Arborant des foulards blancs, Pauline Marois, Amir Khadir et tous les élus péquistes ont mis en place mercredi ce qu'il fallait pour provoquer une collision percutante et des débats hargneux à l'Assemblée nationale. Le PQ, Québec Solidaire et les deux députés indépendants issus de l'ADQ ont réclamé, au cours d'une conférence de presse tenue devant le parlement, une enquête publique sur l'industrie de la construction et le financement de l'ensemble des partis politiques - jusqu'ici on ne visait que le Parti libéral.

Quand les députés sont entrés en arborant leurs foulards à l'Assemblée nationale, le débat s'est envenimé entre le gouvernement et le PQ. À contrecoeur, on a mis les foulards de côté.Plus tard, Gérard Deltell, chef de l'ADQ, a expliqué sa décision «de ne pas jouer dans le film de Pauline Marois», tout en assurant que l'ADQ appuiera la motion demandant une enquête, qui sera débattue la semaine prochaine au Salon bleu.
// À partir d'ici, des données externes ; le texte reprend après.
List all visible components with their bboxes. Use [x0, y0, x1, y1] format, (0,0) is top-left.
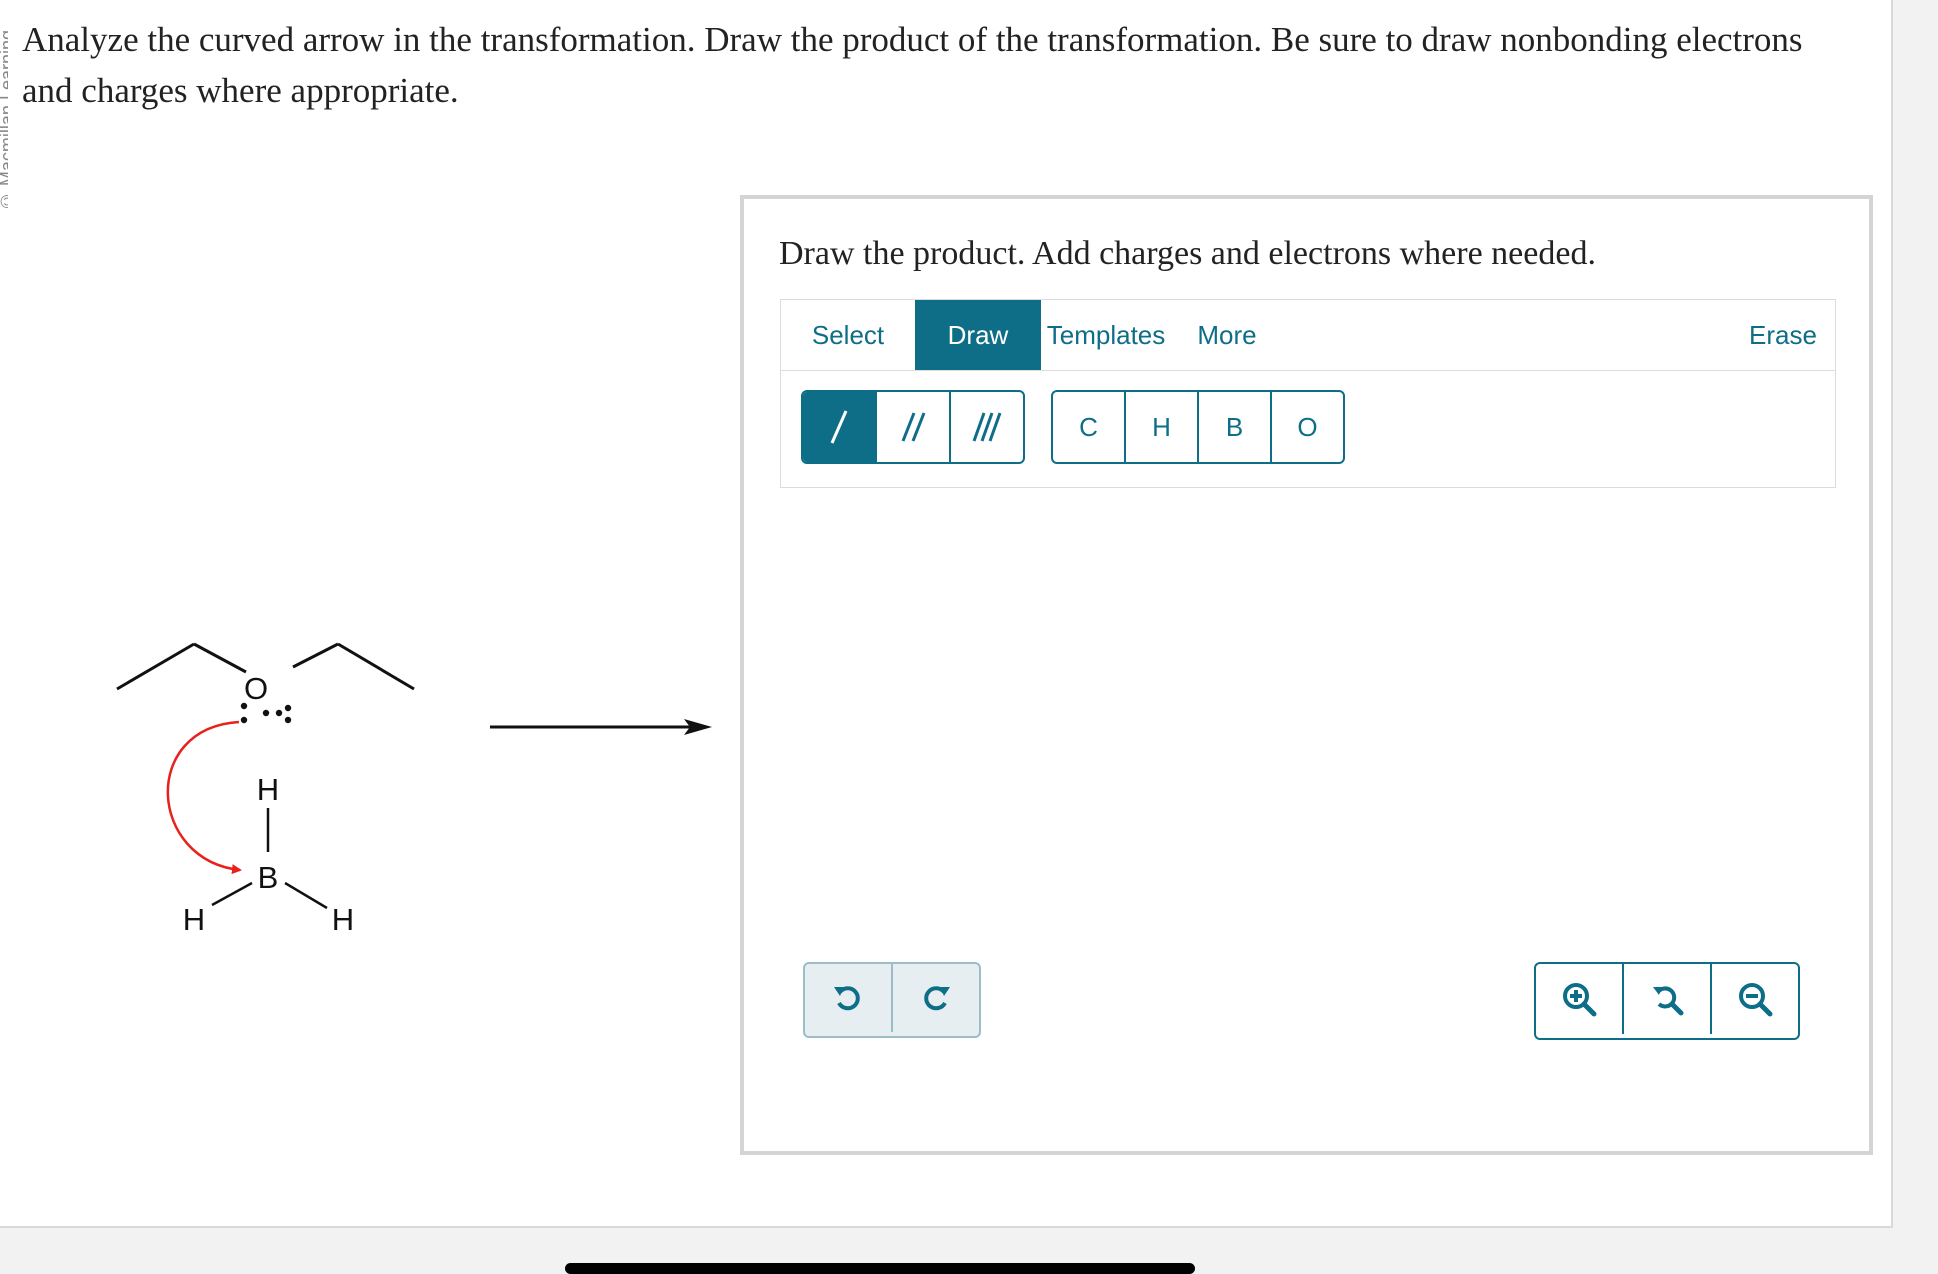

Toute la fin de semaine dernière, les péquistes rêvaient de défaire le gouvernement. Avec la reprise des travaux parlementaires, Mme Marois revient à la charge avec la demande d'une enquête publique qu'a fait, la première, l'adéquiste Sylvie Roy dès avril 2009.

Selon la chef péquiste, M. Charest doit «se ressaisir» et écouter la population, les policiers, les procureurs, les ordres professionnels et plus de 180 municipalités qui ont adopté des résolutions demandant cette commission d'enquête. Le Québec, selon elle, «vit une crise de confiance sans précédent. Le Québec est paralysé par les allégations de collusion et de corruption. Le Parti libéral protège un système par son refus obstiné de tenir une enquête», a-t-elle lancé à l'Assemblée nationale.

D'après Amir Khadir, bien des élus libéraux sont aussi mal à l'aise avec «l'atmosphère de corruption, l'air vicié à l'Assemblée nationale». «On en est rendu à avoir honte du mot fier!» a-t-il ironisé, en faisant allusion à la controverse autour des Fonds d'intervention économique régionaux (FIER). Si le premier ministre Charest n'a pas le courage de faire la lumière sur toutes les affaires de corruption révélées au cours des derniers mois, «il doit démissionner», a lancé M. Khadir.

Par son refus, «il dévalorise sa fonction», a renchéri Mme Marois en point de presse. Elle s'est défendue vigoureusement d'avoir voulu marquer des points politiques en mentionnant que la maladie du ministre Claude Béchard l'empêcherait de venir appuyer aux votes un gouvernement doté d'une courte majorité. «M. Charest fait encore dans la diversion... malsaine», a-t-elle répliqué.

La réplique de Charest

En réplique, Jean Charest a soutenu que la police se chargeait de ces allégations. «Peu importe la voie suivie, il faut des preuves des faits pour ces opérations», a-t-il rappelé en soulignant que l'enquête policière était la voie à suivre.

Il a singulièrement haussé le ton quand l'adéquiste Gérard Deltell a évoqué de nouveau les accusations de Me Marc Bellemare au sujet de la nomination des juges. Soit dit en passant, la conjointe de l'ancien ministre libéral qui a jeté le doute sur l'intégrité de la magistrature, Me Lu Chan Khuong, a été nommée la semaine dernière bâtonnière du Québec et aura, à ce titre, un rôle à jouer dans le choix des avocats qui désirent accéder à la magistrature.

Me Cimon

Selon Jean Charest, le retrait de Me Pierre Cimon du poste de procureur-chef de la commission Bastarache illustre que l'opposition est allée trop loin dans la suspicion. Me Cimon quitte la commission parce que le PQ a soulevé une controverse autour de ses contributions, modestes, à la caisse du Parti libéral. «Il a fait 42 ans de pratique du droit. Son intégrité est reconnue par tous ceux qui l'ont côtoyé. Il est de ceux qui donnent parce qu'il veut contribuer à la démocratie. Me Cimon a le droit d'exister sans être sali par des gens qui n'ont que des objectifs politiques. Les Québécois en ont ras le bol de ces comportements», a lancé M. Charest.